I am currently having a situation where there are 2 separate ISP lines connecting to the ASA 5512-X:

Lease line with a range of fix public IP
Line with dynamic public IP

My planning was to make the line 1 for incoming traffic and line 2 for outgoing traffic.

Therefore, I am seeking for your experts opinion on this design whether it is achievable or not.

ASA Version: 8.6

Sorry if similar thread already posted before.

Thank you in advance for your help.

Regards,

Zul

jocamare · ‎03-18-2013

This is a no.

What you described is a difficult thing to do, it's also a bad thing to do.

It causes asymetric routing, that's a bad thing to have in a network.

You can configure load-balancing though.

The asa will need to be working in multiple-context mode.

noorzulfadli.mustafa · ‎03-18-2013

Thank you jocamare for your reply,

I was just thinking to separate the network for incoming and outgoing traffic.

Do you think load balancer have that kind of feature? To separate the incoming and outgoing traffic?

Regards,

Zul

jocamare · ‎03-18-2013

I don't think they have such a feature.

The problem is that it doesn't make much sense to have that, first it creates asymmetric routing, which is a bad thing to have, for several reasons.

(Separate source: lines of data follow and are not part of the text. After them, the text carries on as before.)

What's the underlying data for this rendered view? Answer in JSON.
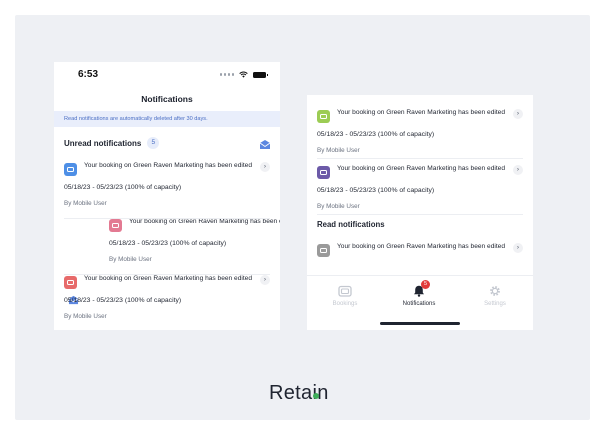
{
  "status_bar": {
    "time": "6:53"
  },
  "left_screen": {
    "title": "Notifications",
    "banner": "Read notifications are automatically deleted after 30 days.",
    "unread_section": {
      "title": "Unread notifications",
      "count": "5"
    },
    "items": [
      {
        "title": "Your booking on Green Raven Marketing has been edited",
        "dates": "05/18/23 - 05/23/23 (100% of capacity)",
        "author": "By Mobile User",
        "icon_color": "#4e8fe6"
      },
      {
        "title": "Your booking on Green Raven Marketing has been edited",
        "dates": "05/18/23 - 05/23/23 (100% of capacity)",
        "author": "By Mobile User",
        "icon_color": "#e37a92"
      },
      {
        "title": "Your booking on Green Raven Marketing has been edited",
        "dates": "05/18/23 - 05/23/23 (100% of capacity)",
        "author": "By Mobile User",
        "icon_color": "#e76a6a"
      }
    ]
  },
  "right_screen": {
    "unread_items": [
      {
        "title": "Your booking on Green Raven Marketing has been edited",
        "dates": "05/18/23 - 05/23/23 (100% of capacity)",
        "author": "By Mobile User",
        "icon_color": "#9ccc54"
      },
      {
        "title": "Your booking on Green Raven Marketing has been edited",
        "dates": "05/18/23 - 05/23/23 (100% of capacity)",
        "author": "By Mobile User",
        "icon_color": "#6c5aa8"
      }
    ],
    "read_section": {
      "title": "Read notifications"
    },
    "read_items": [
      {
        "title": "Your booking on Green Raven Marketing has been edited",
        "icon_color": "#9a9a9a"
      }
    ],
    "tab_bar": {
      "tabs": [
        {
          "label": "Bookings",
          "icon": "calendar-icon",
          "active": false
        },
        {
          "label": "Notifications",
          "icon": "bell-icon",
          "active": true,
          "badge": "5"
        },
        {
          "label": "Settings",
          "icon": "gear-icon",
          "active": false
        }
      ]
    }
  },
  "brand": {
    "logo_text": "Retain",
    "accent": "#3fae5a"
  }
}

Then, personally, i don't see what will be the use of that.

I know that you will have a dedicated interface just for one thing, but since they support both incoming and outgoing traffic at the same time it will be a waste of resources on the device.

You can always combine the resources of the interfaces in a single interface and have superior performance and redundancy.